Back in the summer of 2008, when the oil price reached almost $150 a barrel, Western leaders practically implored Saudi Arabia to increase its output of crude oil otherwise their economies would be crippled in efforts to afford the oil that underpins them. Saudi obliged, but there followed the credit crunch and the house of cards that the world banking system proved itself to be, collapsed, with a drop in the price of oil to around one quarter of its zenith.
The economic slowdown means that less oil is being used and in collusion with an upbeat supply, the price has nose-dived, along it must be said with the value of metals and other elements of a global economy whose hunger could barely be fed, only six months ago.

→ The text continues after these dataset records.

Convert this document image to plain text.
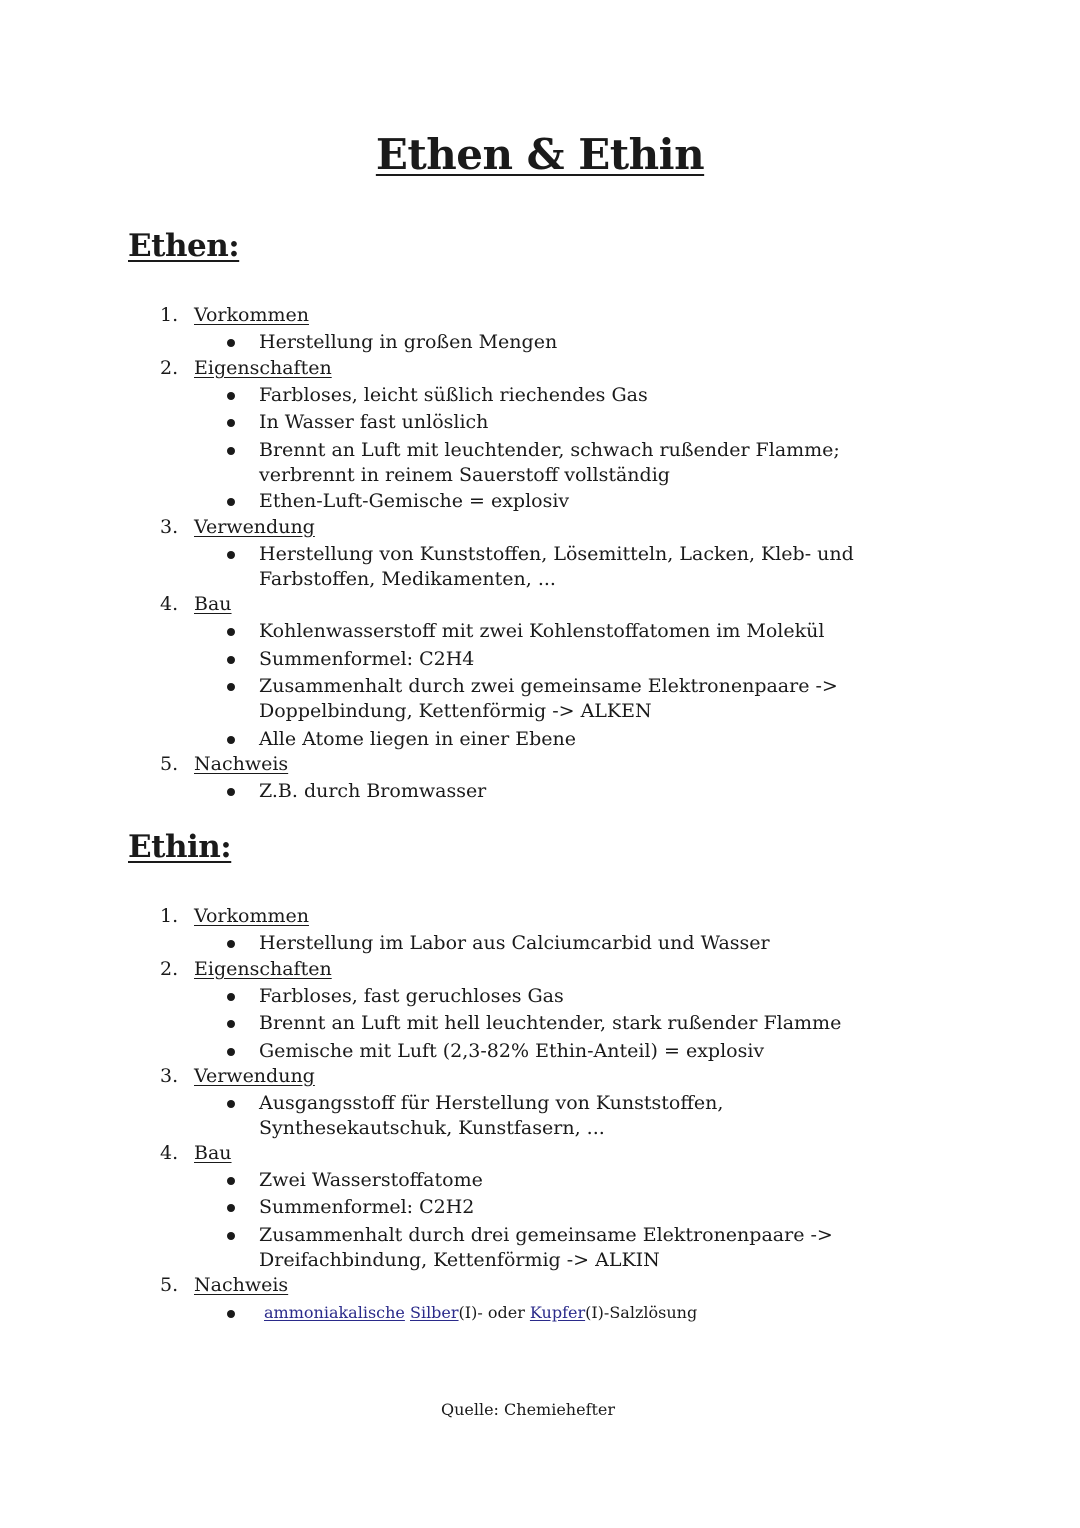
Ethen & Ethin
Ethen:
1. Vorkommen
Herstellung in großen Mengen
2. Eigenschaften
Farbloses, leicht süßlich riechendes Gas
In Wasser fast unlöslich
Brennt an Luft mit leuchtender, schwach rußender Flamme; verbrennt in reinem Sauerstoff vollständig
Ethen-Luft-Gemische = explosiv
3. Verwendung
Herstellung von Kunststoffen, Lösemitteln, Lacken, Kleb- und Farbstoffen, Medikamenten, ...
4. Bau
Kohlenwasserstoff mit zwei Kohlenstoffatomen im Molekül
Summenformel: C2H4
Zusammenhalt durch zwei gemeinsame Elektronenpaare -> Doppelbindung, Kettenförmig -> ALKEN
Alle Atome liegen in einer Ebene
5. Nachweis
Z.B. durch Bromwasser
Ethin:
1. Vorkommen
Herstellung im Labor aus Calciumcarbid und Wasser
2. Eigenschaften
Farbloses, fast geruchloses Gas
Brennt an Luft mit hell leuchtender, stark rußender Flamme
Gemische mit Luft (2,3-82% Ethin-Anteil) = explosiv
3. Verwendung
Ausgangsstoff für Herstellung von Kunststoffen, Synthesekautschuk, Kunstfasern, ...
4. Bau
Zwei Wasserstoffatome
Summenformel: C2H2
Zusammenhalt durch drei gemeinsame Elektronenpaare -> Dreifachbindung, Kettenförmig -> ALKIN
5. Nachweis
ammoniakalische Silber(I)- oder Kupfer(I)-Salzlösung
Quelle: Chemiehefter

The low price of oil has hit the economies of the Middle East hard, especially Iran, and chaffed further friction there, and in conclusion OPEC has decided to reduce its production of crude oil in an effort to recover more income from it. This strategy was anticipated by all nations but it now looks that the global production of oil is falling at a faster rate than anyone had expected. The reason is that the OPEC cut now coincides with a steep decline in oil supplies from nations outside of that group.
The upshot is that a price increase can be expected, and oil tankers and their cargoes that have been impossible to sell even a month ago because of the glut in the "physical" (real) oil market, are now selling fairly fast, as refineries seek other sources of oil to replace supplies that are no longer coming from Saudi, Iran and Venezuela. Basically, the decline in supply is now falling into line with the reduction in demand, but it may be the case that supply will fall below demand, leading to an oil gap, which is what happened briefly last summer to drive the price of crude to the staggering levels we saw then.
The situation is more complex now, because we are in the midst of a recession and demand for oil has fallen accordingly and will do so further, leading potentially to a cat and mouse game of supply and demand, with violent oscillations in the price of oil, and presumably the stock markets too, since the two phenomena are inextricably linked and one may drive the other. The key factor seems to be whether the economy and its demand for oil will recover or not in the near future.
OPEC controls 40% of the world's supply of oil and this is expected to fall from last summer's 32.5 million barrels a day to 30 million barrels a day this month. Mexico the world's sixth largest producer had a 9% decrease in its production last year, and the financial services company Sanford Bernstein, have predicted that U.S. production could fall by 1.3 m bbl/day in 2009 and early 2010, which is around one third of the 4.2 m bbl/day that OPEC has said it will cut production by.